Proton­mail et Tuta­nota gèrent eux un vrai chif­fre­ment de bout en bout. Le serveur ne voit jamais passer votre clef de déchif­fre­ment. Seul vous pour­rez lire vos email une fois qu’ils ont été chif­frés. En échange il vous faudra des appli­ca­tions email spéci­fiques ou un proxy de déchif­fre­ment inter­mé­diaire.

Aucun des deux modèles n’est parfait. Tuta­nota me tente mais ça reste assez spar­tiate et j’ai peur que leur approche de la recherche m’em­pêche d’y indexer toutes mes archives. Disons que ça sera à tester avant de s’en­ga­ger.

Mail­den pour­rait être une option mais si c’est pour faire confiance au serveur lors de la récep­tion des emails, lors de l’en­voi des email, lors de chaque accès, et que contacts comme calen­driers devront être gérés tota­le­ment en clair chez un autre héber­geur…

… Je commence à me deman­der si tout ça vaut le coup et si je ne devrais pas juste sous­crire à la gamme complète chez Fast­mail. Ce ne sera pas chif­fré mais c’est un bon choix et je leur fais confiance pour ne pas exploi­ter mes données privées. Ce pour­rait être un compro­mis perti­nent le temps que Tuta­nota et les offres simi­laires soient un peu plus abou­ties.


Pourquoi pas Proton­mail plutôt que Tuta­nota ?

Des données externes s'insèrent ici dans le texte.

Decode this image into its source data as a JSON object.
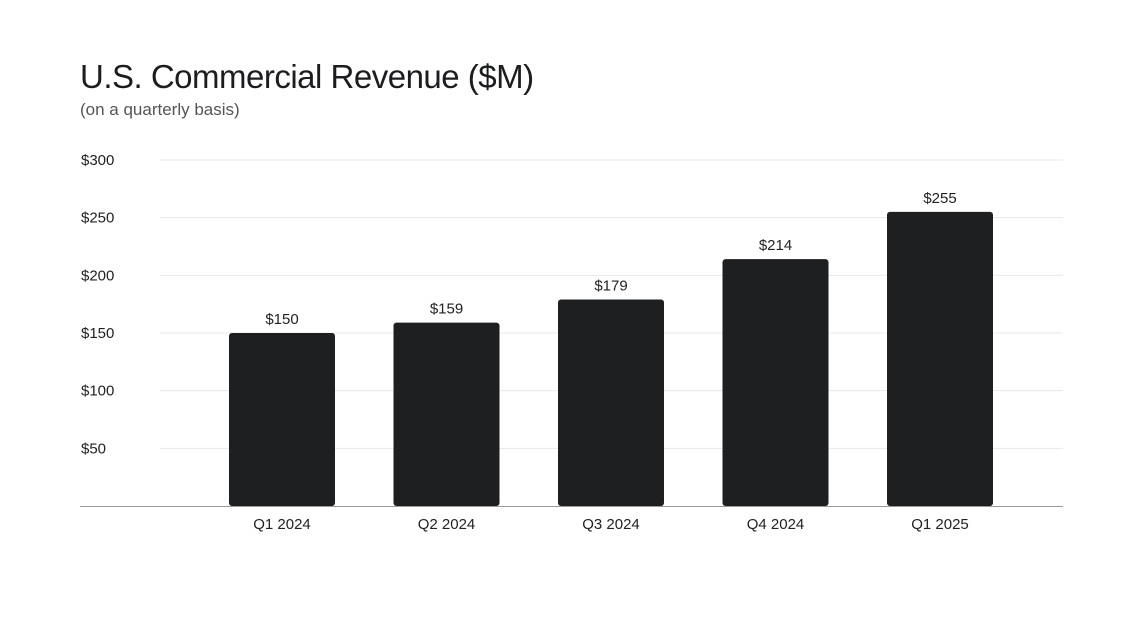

Sécu­rité : Tuta­nota chiffre les contacts et le sujet des emails, pas Proton­mail. Tuta­nota propose aussi ses appli­ca­tions clientes en open source, ce qui apporte un peu plus de garan­tie ou permet d’hé­ber­ger soi-même le webmail.

Utili­sa­tion : Proton­mail a la bonne idée d’of­frir un proxy pour utili­ser un vrai client email sur le poste fixe mais en échange l’app mobile ne saura pas faire de recherche dans le contenu des emails, ce qui me parait un défaut très sérieux.

Prix : Au delà de 5 Go, Proton­mail est prohi­bi­tif. On parle de 1€ le Go par mois.

Pour mon usage, avec un gros quota et un usage mobile complet, le choix est vite fait.